Some 120 amendments are put up. Leadbeater has replaced the need for a judge’s signature with a stricter panel of experts, including a lawyer, social worker and psychiatrist, after two independent doctors attest a patient is sane and within six months of death, with 14 days to reconsider. Meg Hillier, always an anti, wants doctors gagged from mentioning assisted dying, creating a legal minefield to deter doctors from offering help. The amendment has been opposed by the BMA. My own mother, dying painfully of cancer despite the best palliative care, said wryly to her GP: “Where’s Harold Shipman when you want him?” He laughed kindly, but could do nothing more to ease her death, his every ampule counted: doctors fear being reported.

The most unfair argument is the “slippery slope towards death on demand” that Shabana Mahmood warns against, though this bill has tougher safeguards than any of the jurisdictions allowing assisted dying: rules can’t “slide” without another act of parliament. Palliative care organisations, traditionally dominated by the religious, claim their services always prevent suffering: not so, as they must know. Right-to-die laws have catalysed better palliative care elsewhere, and following the assisted dying debate the government increased funding for hospices.

At political extremes, Diane Abbott and Edward Leigh write that “the only adequate safeguard is to keep the current law unchanged”. But where are the safeguards against extreme suffering in death?

Take the radically different experiences of death from motor neurone disease (MND) in two families I spoke to. Karen’s husband was a very fit postman in Devon when diagnosed. “We knew what was coming and he didn’t want to reach the stage of [rugby star] Rob Burrow, being carried about. He asked my permission to kill himself if it got too bad. I didn’t want that, but I understood.” He had reached the point where he couldn’t feed or bath himself when one evening he plunged headlong downstairs and died within days. She knows this was deliberate: “He had searched for ways to die.” But it was a terrible, painful death, utterly shocking for her and the family.

Contrast that with Claire, whose 76-year-old brother in Australia also had MND, knowing his inevitable horrible end. Australia’s right-to-die law freed him to tell his family when to fly out from England, as he put everything in good order, arranged his funeral and wrote letters. By then he couldn’t speak. “It was a very good death,” Claire says, calm and peaceful, as she and her sister held his hand as the doctor gave him pentobarbital to swallow.
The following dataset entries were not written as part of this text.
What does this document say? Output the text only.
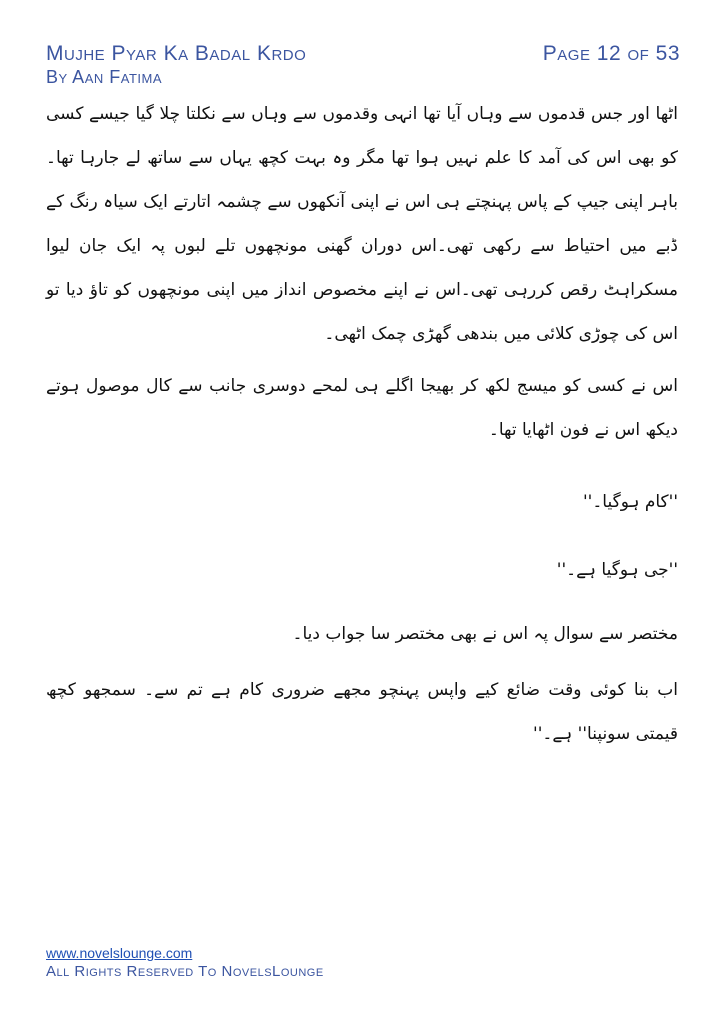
Mujhe Pyar Ka Badal Krdo
By Aan Fatima
Page 12 of 53

اٹھا اور جس قدموں سے وہاں آیا تھا انہی وقدموں سے وہاں سے نکلتا چلا گیا جیسے کسی کو بھی اس کی آمد کا علم نہیں ہوا تھا مگر وہ بہت کچھ یہاں سے ساتھ لے جارہا تھا۔ باہر اپنی جیپ کے پاس پہنچتے ہی اس نے اپنی آنکھوں سے چشمہ اتارتے ایک سیاہ رنگ کے ڈبے میں احتیاط سے رکھی تھی۔اس دوران گھنی مونچھوں تلے لبوں پہ ایک جان لیوا مسکراہٹ رقص کررہی تھی۔اس نے اپنے مخصوص انداز میں اپنی مونچھوں کو تاؤ دیا تو اس کی چوڑی کلائی میں بندھی گھڑی چمک اٹھی۔

اس نے کسی کو میسج لکھ کر بھیجا اگلے ہی لمحے دوسری جانب سے کال موصول ہوتے دیکھ اس نے فون اٹھایا تھا۔

''کام ہوگیا۔''

''جی ہوگیا ہے۔''

مختصر سے سوال پہ اس نے بھی مختصر سا جواب دیا۔

اب بنا کوئی وقت ضائع کیے واپس پہنچو مجھے ضروری کام ہے تم سے۔ سمجھو کچھ قیمتی سونپنا'' ہے۔''

www.novelslounge.com
All Rights Reserved To NovelsLounge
That doctor gave evidence in the Commons about how well Australian law works.

Denying everyone’s right to escape a torturing death is not the “safe” option. The Inescapable Truth, a report written by palliative care clinicians, reports, “Some will retch at the stench of their own body rotting. Some will vomit their own faeces. Some will suffocate, slowly, inexorably, over several days.” On any day their figures show an average of 17 people are dying these bad deaths: it could be you or me.

Set these certain deaths, happening somewhere today, against the faint risk someone may choose to shorten their last few months of life to avoid being a burden on family or on the NHS. To me, these are perfectly good reasons. Many don’t want to leave families with miserable memories of their last months of suffering. But what I think or you think is beside the point. Everyone has an absolute right over their own body and its fate.